Наконец Бадретдин настроил скрипку и приложил её к плечу. Скрипка пела слабым голоском, но нам было приятно слушать её. Все сидели очень тихо, боясь спугнуть печальную песню, которая так уместна была в этом бедном жилище, где самый воздух, казалось, дышал безысходной грустью. Тоска угадывалась и в позе белого старика, застывшего на сакэ, и во взгляде отца, задумавшегося возле печки. А мать влюблённо смотрела на сына, и лицо её светилось счастьем.
Бадретдин неожиданно обратился к ней:
– Что тебе сыграть, мама?.. Раньше тебе нравилась вот эта. – И он заиграл протяжную мелодию старинной народной песни о студёном ключе. Играя, он не сводил глаз с рябого, перекошенного лица матери. Нет, Бадретдин не стыдился её. Взгляд его серьёзных и чуть печальных глаз был полон благодарной сыновней любви и величайшего уважения.
Когда он кончил играть, мы попросили разрешения прочитать перед дорогой молитву. В ответ хозяин молча потёр залатанные коленки, а Бадретдин, обратившись к старику, сказал:
– Дедушка, шакирды просят благословить их.

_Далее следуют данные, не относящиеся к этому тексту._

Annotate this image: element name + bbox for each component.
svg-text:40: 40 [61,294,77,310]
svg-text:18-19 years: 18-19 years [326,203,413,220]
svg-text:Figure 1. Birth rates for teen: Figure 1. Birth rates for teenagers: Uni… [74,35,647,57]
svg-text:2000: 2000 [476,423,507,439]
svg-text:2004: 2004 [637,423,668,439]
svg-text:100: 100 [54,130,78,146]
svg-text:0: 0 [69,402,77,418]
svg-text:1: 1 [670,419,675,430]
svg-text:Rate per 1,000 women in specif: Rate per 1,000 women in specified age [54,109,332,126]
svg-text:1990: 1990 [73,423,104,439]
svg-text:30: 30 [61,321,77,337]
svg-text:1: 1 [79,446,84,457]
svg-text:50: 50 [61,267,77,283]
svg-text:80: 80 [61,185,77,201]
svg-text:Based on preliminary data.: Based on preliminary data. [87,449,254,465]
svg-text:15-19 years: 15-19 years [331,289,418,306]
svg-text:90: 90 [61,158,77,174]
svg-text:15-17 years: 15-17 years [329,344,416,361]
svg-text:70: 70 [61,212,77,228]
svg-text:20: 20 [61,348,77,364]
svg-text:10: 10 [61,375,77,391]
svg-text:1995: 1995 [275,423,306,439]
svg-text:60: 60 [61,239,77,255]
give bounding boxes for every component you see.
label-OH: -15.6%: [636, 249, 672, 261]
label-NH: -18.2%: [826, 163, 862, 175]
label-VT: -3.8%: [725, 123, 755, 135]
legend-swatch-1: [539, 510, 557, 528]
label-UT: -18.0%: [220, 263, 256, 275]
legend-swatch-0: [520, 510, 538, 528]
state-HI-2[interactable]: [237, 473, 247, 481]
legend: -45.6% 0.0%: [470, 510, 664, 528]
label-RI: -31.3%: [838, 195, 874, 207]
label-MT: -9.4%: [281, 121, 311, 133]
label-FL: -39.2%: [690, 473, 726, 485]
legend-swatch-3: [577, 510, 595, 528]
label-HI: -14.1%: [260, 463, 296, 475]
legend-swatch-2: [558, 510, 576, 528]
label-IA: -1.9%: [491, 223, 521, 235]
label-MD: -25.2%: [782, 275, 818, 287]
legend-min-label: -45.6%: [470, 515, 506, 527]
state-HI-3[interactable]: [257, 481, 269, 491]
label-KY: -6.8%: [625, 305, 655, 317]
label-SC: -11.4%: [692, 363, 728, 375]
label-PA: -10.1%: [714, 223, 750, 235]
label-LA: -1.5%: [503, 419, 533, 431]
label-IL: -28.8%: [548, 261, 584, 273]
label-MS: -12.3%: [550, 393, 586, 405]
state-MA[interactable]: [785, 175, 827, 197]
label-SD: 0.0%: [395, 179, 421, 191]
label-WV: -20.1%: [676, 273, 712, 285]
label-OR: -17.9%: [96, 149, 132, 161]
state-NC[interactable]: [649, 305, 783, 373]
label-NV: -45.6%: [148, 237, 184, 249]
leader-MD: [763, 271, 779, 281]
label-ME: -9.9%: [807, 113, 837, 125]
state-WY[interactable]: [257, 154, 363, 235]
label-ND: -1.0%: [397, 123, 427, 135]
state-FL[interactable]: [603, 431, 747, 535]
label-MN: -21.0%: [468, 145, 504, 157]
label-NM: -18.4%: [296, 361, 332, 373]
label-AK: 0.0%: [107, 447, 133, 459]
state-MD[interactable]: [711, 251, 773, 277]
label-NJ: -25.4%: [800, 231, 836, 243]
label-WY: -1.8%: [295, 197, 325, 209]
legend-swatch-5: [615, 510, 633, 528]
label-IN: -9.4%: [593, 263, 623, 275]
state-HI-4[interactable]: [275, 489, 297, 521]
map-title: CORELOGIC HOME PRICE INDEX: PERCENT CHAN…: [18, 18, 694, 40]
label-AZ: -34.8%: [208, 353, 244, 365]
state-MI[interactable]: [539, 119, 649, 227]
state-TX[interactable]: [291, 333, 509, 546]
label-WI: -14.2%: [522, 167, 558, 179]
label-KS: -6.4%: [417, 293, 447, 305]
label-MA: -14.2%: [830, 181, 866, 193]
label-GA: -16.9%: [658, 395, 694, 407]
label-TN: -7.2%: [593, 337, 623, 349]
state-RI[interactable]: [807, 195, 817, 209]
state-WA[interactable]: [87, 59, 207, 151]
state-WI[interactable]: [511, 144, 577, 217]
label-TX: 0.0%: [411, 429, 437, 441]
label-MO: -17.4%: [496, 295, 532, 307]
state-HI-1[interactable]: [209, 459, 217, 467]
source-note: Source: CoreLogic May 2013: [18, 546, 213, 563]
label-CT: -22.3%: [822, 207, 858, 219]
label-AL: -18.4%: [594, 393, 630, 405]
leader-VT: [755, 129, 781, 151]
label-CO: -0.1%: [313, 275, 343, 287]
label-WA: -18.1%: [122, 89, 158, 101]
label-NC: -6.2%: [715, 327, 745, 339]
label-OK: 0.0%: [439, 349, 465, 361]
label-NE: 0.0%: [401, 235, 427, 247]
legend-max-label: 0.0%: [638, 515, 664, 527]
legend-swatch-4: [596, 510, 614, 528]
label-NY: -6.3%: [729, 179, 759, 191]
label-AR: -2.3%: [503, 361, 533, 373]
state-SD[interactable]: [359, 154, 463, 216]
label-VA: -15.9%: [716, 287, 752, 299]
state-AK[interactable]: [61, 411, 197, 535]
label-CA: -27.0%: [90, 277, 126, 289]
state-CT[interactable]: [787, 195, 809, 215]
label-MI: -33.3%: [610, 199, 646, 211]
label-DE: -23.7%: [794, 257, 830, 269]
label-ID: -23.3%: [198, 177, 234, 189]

Старик кивнул, и мы воздели руки…
…Заросший травой дворик остался позади, наша лошадка трусила уже по проезжей части улицы. Бадретдин с отцом стояли у изгороди и смотрели нам вслед. Мы мысленно прощались с ними, с их домом, самым бедным в Ишле, с его большой и непонятной нам тайной. Трудно сказать, что это было: трагедия или же, напротив, великое счастье, озарённое светлой надеждой. Счастье, которое мы бессильны были постичь.
Солнце клонилось к закату, а жаворонки всё пели и пели, взвившись высоко в поднебесье. И песни их были протяжней и взволнованней прежнего. Мир просторен, пуст, необъятен! Грустно… Я не могу забыть лицо матери Бадретдина. Хочется кому-то грозить кулаком и кричать: «Неправда, она прекрасна, пре-крас-на!..»
1964
21
Шакирд – ученик религиозной школы.
22
Кумган – металлический рукомойник, кувшин с носиком, ручкою и крышкою.